Nachruf auf Studienrat Walter Frehse (* Einbeck 4.2.1904 † Bad Iburg 10.5.1965),

Nach langer, schwerer Krankheit starb am 10. Mai 1965 Herr Studienrat Walter Frehse im 62. Lebensjahr.
1947 kam er vom Andreanum in Hildesheim an unsere Schule, also in einer Zeit, als gerade nach dem Zusammenbruch mit dem Wiederaufbau begonnen wurde. Ihm wurde der Aufbau der fast völlig zerstörten physikalischen Sammlung übertragen, und diese Aufgabe des Sammlungsleiters hat er bis zu seiner letzten Krankheit mit so großer Liebe und so großer Sachkenntnis erfüllt, daß er sich unauslöschliche Verdienste um unsere Schule erworben hat. Er resignierte nicht vor den Schwierigkeiten der Zeit vor der Währungsreform; als es nichts zu kaufen gab oder die damals noch so kargen Mittel des Etats nicht ausreichten, baute er selbst die Geräte, von der Irisbirne bis zum Elektronenoszillographen, und schuf damals die Voraussetzungen für einen fruchtbaren physikalischen Unterricht.

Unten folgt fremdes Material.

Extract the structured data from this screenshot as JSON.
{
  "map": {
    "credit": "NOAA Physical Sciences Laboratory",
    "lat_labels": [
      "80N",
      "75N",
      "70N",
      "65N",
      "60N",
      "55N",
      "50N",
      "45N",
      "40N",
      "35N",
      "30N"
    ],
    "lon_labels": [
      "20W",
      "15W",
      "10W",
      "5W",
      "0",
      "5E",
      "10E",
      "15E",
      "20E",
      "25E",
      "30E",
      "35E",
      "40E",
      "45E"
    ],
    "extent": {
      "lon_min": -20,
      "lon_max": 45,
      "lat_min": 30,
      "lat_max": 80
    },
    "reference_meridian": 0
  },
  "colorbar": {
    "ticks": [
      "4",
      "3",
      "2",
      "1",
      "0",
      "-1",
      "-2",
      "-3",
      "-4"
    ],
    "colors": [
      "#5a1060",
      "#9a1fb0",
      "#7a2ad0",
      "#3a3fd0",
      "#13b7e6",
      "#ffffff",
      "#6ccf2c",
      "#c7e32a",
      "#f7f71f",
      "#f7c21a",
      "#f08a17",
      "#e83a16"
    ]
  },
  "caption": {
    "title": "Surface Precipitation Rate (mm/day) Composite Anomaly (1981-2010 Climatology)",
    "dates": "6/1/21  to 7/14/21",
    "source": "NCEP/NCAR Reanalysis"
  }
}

Bei der Beerdigung in Iburg brachte der Schulleiter den Dank der Schulgemeinschaft zum Ausdruck. Wir verloren mit ihm einen Lehrer, der seinen Schülern unter starkem persönlichem Einsatz ein solides Wissen vermittelte, das den Schülern eine gute Grundlage für die Arbeit auf der Universität und der Technischen Hochschule gab. Ihm fiel die Arbeit nicht immer leicht. Er sorgte sich um den Unterricht, er sorgte sich um seine Schüler. Seine Mitarbeiter verloren mit ihm einen Kollegen und Freund, der durch sein bescheidenes Wesen, seine Offenheit und Ehrlichkeit die Basis schuf, auf der sich ein echtes Vertrauensverhältnis gründen konnte.

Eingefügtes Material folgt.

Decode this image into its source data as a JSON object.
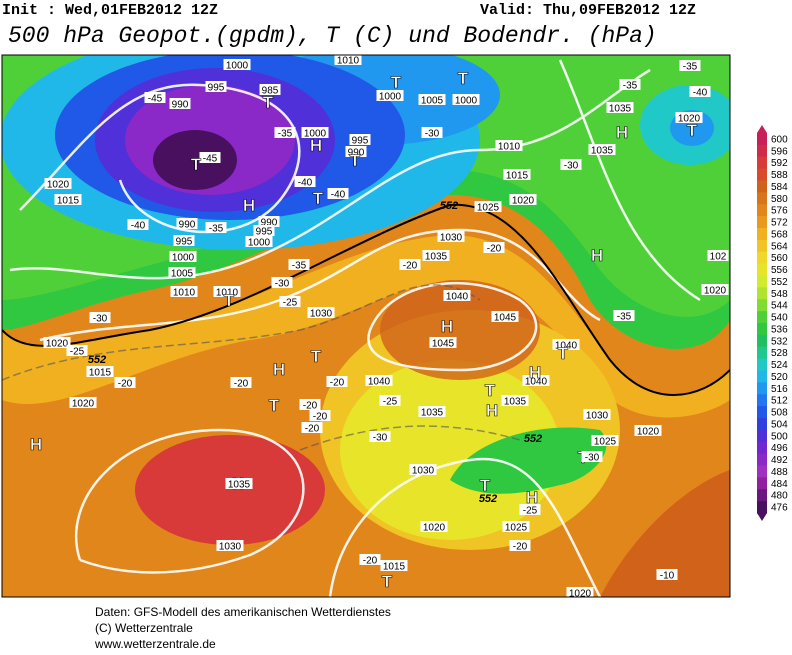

In einer Schulfeier am 14. Mai gedachte das Ernst-Moritz-Arndt-Gymnasium des Verstorbenen. Als Fachkollege sprach Studienrat Heckmann. Seine Ausführungen seien wiedergegeben:

Unser Kollege Studienrat Walter Frehse erkrankte im vorigen Sommer so schwer, daß wir Woche für Woche um sein Leben bangen mußten. Als dann aber im Herbst die befreiende Nachricht von der glücklich verlaufenen Operation kam, als wir seine hoffnungsvollen Briefe aus dem Krankenhaus lasen, von seinen zuversichtlichen Gesprächen mit Kollegen und Schülern bei Besuchen in Iburg hörten, als er uns zu Weihnachten seine zweite Heirat anzeigte, ja, da wähnten wir ihn in einer Zeitspanne einer zwar langsamen, aber doch stetig fortschreitenden Genesung und Erholung. Welch ein Trugschluß! Wieder einmal ist uns gezeigt, wie unstetig in der Zeit der Raum sein kann, in den all unser menschliches Leben eingebettet ist….
Die Krankheit und nun der Tod trafen ihn mitten in Plänen und Vorhaben, die Unterrichts- und Sammlungsräume der Physik auszubauen, die Sammlung weiter zu vervollständigen und zu modernisieren,wobei Schwerpunkte für die Physik kleinster Teilchen und Schülerübungen gebildet werden sollten. Als Sammlungsleiter wollte er seinen Fachkollegen und Schülern möglichst schnell auch hinreichende Bedingungen für einen erfolgreichen zeitgemäßen Physikunterricht schaffen. Die notwendigen Wünsche der Kollegen hatte er schon stets zu erfüllen gewußt in den schweren Nachkriegsjahren ohne finanzielle und materielle Hilfe sowohl als auch in den ersten Jahren ohne nennenswerte Geldmittel nach der Währungsreform. Gerade während dieser Notzeiten war Studienrat Walter Frehse unentbehrlich, zeigte sich sein physikalisches Können ganz besonders. Wie geschickt demonstrierte er mit einfachsten Geräten und in Freihandversuchen physikalische Arbeiten, mit welcher Ausdauer und welch einem physikalisch-technischen Verständnis baute er uns einfache Geräte und wichtigste Apparaturen aus Restgütern der Kriegsindustrie, über ein Jahrzehnt haben Schülergenerationen mit den Frehseschen Geräten Physik gelernt! Kollege Walter Frehse hat diese Arbeit nur leisten können, weil er so eng seinem Fach Physik verbunden war, weil er sich ganz der Experimentalphysik verschrieben hatte. Von seinen zahlreichen ausgereiften Versuchsanordnungen sind die zur Bestimmung der Naturkonstanten des Gravitations- und des elektromagnetischen Feldes von besonderer Bedeutung.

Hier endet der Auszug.